Né à

Né à

10 février 2026 0 Par Paul Rassat

On m’écrit de Cluny, ville que j’apprécie. « Ici à Cluny aussi, l’argument commun de ceux qui  présentent leur liste c’est « Je suis de Cluny », ou «  Je suis né à Cluny » ou «  Je suis revenu à Cluny car… » Et après ? Rien. Ah si : «  On vous écoute. » Même ceux qui se réveillent après si ans de mandat… » Talpa avait évoqué « l’esprit village » qui fleurit sur les rives d’Annecy. Le village, les cloches..ding dong. Le repli sur le patrimoine. Lors de la restitution en 2017 du travail effectué par deux universitaires devant les élus d’Annecy et des environs, mon maire à moi avait cru bon de dénoncer : « Ce sont les étrangers qui créent des problèmes. »

Les imbéciles heureux

Rappelez-vous les paroles de Brassens :

« Les imbéciles heureux qui sont nés quelque part

Maudits soient ces enfants de leur mère patrie

Empalés une fois pour toute sur leur clocher…

Ils plaignent de tout  cœur les malchanceux

Les petits maladroits qui n’eurent pas la présence

La présence d’esprit de voir le jour chez eux… »

Les étrangers

Si Léon Laydernier est né à Annecy et a décidé d’y faire carrière alors que d’autres destinées l’attendaient, rappelons quelques  personnes qui ont installé le socle de la culture au lendemain de la seconde Guerre. Gabriel Monnet, né dans la Meuse, Michel Vinaver, né à Paris ( brrrr !) et d’ascendance russe ! Paul Thysse, né à Metz. Rappelons que les jeunes gens qui ont laissé leur vie sur le Plateau des Glières venaient des 4 coins de France, d’Espagne. Que  l’ascension du Mont Blanc et l’alpinisme doivent autant à des « étrangers » qu’à des Français.

Mouvement

Il est bon de rappeler aussi que l’essence du territoire, ce ne sont pas les évidences apparemment immuables, comme les montagnes, mais le mouvement qu’elles permettent, la glisse, le mouvement de l’eau, l’étagement de la nature.
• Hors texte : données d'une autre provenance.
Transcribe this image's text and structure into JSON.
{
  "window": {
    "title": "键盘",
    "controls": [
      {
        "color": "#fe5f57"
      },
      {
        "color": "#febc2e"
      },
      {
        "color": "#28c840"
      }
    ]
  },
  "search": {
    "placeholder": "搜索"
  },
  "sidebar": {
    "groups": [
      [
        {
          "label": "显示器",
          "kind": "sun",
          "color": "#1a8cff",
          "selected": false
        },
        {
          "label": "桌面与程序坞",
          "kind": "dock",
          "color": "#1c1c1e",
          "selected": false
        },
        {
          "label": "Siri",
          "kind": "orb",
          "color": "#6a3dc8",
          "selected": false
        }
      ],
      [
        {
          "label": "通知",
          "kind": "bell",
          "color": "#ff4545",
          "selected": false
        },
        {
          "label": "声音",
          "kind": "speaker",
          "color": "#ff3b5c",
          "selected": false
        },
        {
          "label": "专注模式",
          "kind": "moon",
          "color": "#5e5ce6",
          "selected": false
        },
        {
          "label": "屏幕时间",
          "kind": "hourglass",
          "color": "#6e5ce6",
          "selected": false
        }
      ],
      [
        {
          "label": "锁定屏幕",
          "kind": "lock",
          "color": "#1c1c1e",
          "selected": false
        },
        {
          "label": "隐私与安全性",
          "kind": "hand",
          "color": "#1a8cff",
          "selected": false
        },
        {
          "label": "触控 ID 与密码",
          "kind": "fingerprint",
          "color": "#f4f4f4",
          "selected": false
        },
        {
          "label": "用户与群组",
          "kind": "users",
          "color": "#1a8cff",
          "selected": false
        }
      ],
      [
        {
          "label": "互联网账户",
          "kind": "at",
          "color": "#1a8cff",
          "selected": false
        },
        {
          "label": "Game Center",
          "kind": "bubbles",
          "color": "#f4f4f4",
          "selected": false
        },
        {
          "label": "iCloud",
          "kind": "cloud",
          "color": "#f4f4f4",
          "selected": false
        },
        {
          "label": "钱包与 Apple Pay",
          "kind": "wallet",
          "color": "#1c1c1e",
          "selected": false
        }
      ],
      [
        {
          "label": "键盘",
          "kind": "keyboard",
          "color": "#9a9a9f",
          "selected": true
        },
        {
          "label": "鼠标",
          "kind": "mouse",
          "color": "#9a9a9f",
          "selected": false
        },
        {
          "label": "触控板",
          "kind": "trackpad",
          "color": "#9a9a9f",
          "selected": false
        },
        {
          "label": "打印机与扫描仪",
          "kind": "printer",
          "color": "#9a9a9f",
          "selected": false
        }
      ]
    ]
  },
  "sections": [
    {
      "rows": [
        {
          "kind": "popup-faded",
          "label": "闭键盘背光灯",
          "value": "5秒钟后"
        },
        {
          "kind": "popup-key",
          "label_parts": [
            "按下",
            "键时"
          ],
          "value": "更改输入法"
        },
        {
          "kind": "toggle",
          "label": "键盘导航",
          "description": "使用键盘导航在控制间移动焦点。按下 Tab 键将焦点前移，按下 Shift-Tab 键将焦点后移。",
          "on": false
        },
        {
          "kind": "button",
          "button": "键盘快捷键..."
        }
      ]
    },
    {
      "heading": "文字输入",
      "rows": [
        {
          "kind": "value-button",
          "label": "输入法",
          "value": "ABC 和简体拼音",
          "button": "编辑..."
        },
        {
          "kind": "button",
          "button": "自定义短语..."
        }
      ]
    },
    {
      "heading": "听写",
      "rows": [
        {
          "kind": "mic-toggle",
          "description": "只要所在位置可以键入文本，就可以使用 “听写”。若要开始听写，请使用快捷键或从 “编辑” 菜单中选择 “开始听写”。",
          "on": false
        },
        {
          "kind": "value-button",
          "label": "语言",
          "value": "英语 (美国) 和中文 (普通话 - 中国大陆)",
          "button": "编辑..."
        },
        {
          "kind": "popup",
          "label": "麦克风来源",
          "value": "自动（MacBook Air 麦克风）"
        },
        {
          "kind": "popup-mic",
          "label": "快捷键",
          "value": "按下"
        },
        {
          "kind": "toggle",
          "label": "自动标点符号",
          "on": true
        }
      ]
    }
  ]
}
Même l’histoire de la Savoie est faite de mouvement, ainsi que son patrimoine baroque.

Concluons qu’Annecy peut être considéré comme le point de rencontre imaginaire entre Voltaire, qui a résidé aux Charmettes, et Rousseau de qui la rencontre avec Mme de Warens est commémorée par le Balustre d’Or. La raison et la passion !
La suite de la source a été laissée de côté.